50年間マイカー人生なら総額は2131万円

子どもが生まれると、クルマのある生活は便利です。

子どもが生まれると、クルマのある生活は便利です。

交通の便がいい都市部に住んでいると、子どもが生まれたのをきっかけに、車の購入を考えるケースがよくあります。そこで、30歳から80歳まで、マイカー人生を歩んだ時と、車を所有せずにレンタル人生を選んだ時との違いを試算してみました。

まず、マイカー派の場合。10年毎に車を買い換えるとします。最初の10年は子どもが小さくてお出かけも多いので、SUV(多目的車)。次は、子どもも大きくなるのでワンボックス。その後は、セダン、コンパクトカー、最後は軽自動車に乗り換えるというストーリーです。

車にかかる費用は、車両購入費だけでなく、車検、メンテナンス、保険、税金、ガソリン代がかかります。最初の10年はまだ30歳なので200万円のローンを組み、その後は乗っている車を下取りにだし、現金購入したとします。これらをすべて計算すると、50年間の総額は2131万円でした。

単純に1カ月あたりのコストを計算すると、約3万5000円。もし、駐車場代が必要ならさらにコストは上乗せされます。

一生レンタルなら1792万円

一方、レンタル派はどうでしょう。子どもの送り迎えが必要な時期は、手元に車を置いておきたいものです。カーリースなら、一定の期間車を借りる事ができます。5年の契約なら、新車の購入費用に、メンテナンス代や税金、保険料、リース手数料を加えた合計から5年後の下取り予定額を引いた金額を毎月分割で払います。

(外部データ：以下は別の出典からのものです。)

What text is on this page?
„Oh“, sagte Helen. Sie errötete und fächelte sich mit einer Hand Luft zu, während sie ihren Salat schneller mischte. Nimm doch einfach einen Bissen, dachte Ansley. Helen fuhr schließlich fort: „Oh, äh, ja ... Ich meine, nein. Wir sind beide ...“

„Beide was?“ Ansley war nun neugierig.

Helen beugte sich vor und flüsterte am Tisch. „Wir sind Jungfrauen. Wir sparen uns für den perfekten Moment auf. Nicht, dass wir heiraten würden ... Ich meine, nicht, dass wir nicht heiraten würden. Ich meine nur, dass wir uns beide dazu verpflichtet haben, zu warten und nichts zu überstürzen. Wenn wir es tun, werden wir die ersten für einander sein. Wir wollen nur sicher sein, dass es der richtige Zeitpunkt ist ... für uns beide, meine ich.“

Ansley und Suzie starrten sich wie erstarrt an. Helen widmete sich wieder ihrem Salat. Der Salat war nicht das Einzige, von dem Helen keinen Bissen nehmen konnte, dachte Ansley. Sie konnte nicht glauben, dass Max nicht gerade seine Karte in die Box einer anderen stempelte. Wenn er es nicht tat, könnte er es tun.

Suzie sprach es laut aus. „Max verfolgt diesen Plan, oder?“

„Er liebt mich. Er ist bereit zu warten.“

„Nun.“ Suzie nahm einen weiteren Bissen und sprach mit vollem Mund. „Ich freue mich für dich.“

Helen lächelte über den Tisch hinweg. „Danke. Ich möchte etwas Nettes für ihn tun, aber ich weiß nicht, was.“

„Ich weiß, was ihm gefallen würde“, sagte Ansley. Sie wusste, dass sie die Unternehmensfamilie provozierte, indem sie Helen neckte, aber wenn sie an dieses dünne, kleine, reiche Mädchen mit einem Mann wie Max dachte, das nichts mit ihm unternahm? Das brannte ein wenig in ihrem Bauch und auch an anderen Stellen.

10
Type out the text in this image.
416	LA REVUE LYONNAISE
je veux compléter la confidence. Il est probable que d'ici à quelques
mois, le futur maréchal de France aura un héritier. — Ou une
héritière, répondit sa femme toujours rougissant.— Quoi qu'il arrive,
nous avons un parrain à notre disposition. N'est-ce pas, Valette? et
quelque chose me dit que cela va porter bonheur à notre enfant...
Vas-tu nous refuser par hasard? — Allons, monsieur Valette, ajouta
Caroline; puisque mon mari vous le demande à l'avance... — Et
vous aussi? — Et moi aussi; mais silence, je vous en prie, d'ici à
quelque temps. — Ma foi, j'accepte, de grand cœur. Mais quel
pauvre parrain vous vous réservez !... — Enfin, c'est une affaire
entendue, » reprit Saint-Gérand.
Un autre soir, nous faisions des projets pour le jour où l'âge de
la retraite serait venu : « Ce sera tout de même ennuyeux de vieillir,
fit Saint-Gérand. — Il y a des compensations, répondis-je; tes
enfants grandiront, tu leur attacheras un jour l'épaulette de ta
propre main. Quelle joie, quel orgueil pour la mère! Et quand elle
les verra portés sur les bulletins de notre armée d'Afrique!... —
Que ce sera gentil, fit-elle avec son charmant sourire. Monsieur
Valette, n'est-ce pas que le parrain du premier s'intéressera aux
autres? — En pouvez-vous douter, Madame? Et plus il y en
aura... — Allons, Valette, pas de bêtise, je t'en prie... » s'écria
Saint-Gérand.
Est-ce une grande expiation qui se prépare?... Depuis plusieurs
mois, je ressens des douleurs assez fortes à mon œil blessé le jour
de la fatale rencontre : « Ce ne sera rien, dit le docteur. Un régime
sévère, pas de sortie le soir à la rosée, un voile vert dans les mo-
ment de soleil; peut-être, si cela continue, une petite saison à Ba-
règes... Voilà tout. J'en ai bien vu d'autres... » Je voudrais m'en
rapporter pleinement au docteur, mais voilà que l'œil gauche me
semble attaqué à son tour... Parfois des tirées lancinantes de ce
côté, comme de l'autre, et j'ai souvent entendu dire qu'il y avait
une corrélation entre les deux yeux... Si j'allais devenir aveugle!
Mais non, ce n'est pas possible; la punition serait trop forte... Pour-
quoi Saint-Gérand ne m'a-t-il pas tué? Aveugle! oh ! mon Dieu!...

5年間は、カーリースを利用した後、残りの45年間はカーシェアリングと、遠出の時は、レンタカーを利用するとします。

週2回、お買い物などに3時間ずつカーシェアリングを利用し、年に3回家族旅行でレンタカーを利用するとします。

その結果、50年間のレンタル費用は、1792万円となりました。ひと月のコストは、約2万9000円です。

月6000円の差をどう思う?

マイカー派とレンタル派の差は、50年間で、339万円。月々6000円という結果になりました。これを、多いと考えるか、少ないと感じるかは人によって違うでしょう。

私は試算をする前は、もっと大きな差になるような気がしていたのですが、意外と少なかった、というのが正直な印象です。マイカーを最初から軽自動車にすると、その差は50年間で117万円、月々1950円になります。また、今回は10年で乗り換えるという試算でしたが、もっと長く乗ればその分コストも下がります。

カーシェアリングが環境にやさしいのは、必要最低限しか車を利用しないため、走行距離が減るので環境負荷が減るためです。ところが、料金は走っている時間にかかるのではなく、借りている時間にかかります。移動距離が少なくて、滞在時間が長い人は、地球にはやさしいけれど、お財布には厳しくなるわけです。

週末は実家に帰って、のんびり過ごす。子どもを連れて郊外の公園に行く。こんな予定がよくある人は、リースやマイカーの方が、時間を気にせず過ごせていいかもしれません。近場ならタクシーを利用する手もあります。

また、車を所有することで、駐車場代がかかる人は、毎月1万5000円の駐車場代が50年で900万円になります。3万円なら、1800万円です。このコストを考えると、駐車場代のかからない、カーシェアリングの方に軍配があがりそうです。

車を買うか、借りるか選ぶときは、ライフスタイルや駐車場代などと合わせて考えるのが正解です。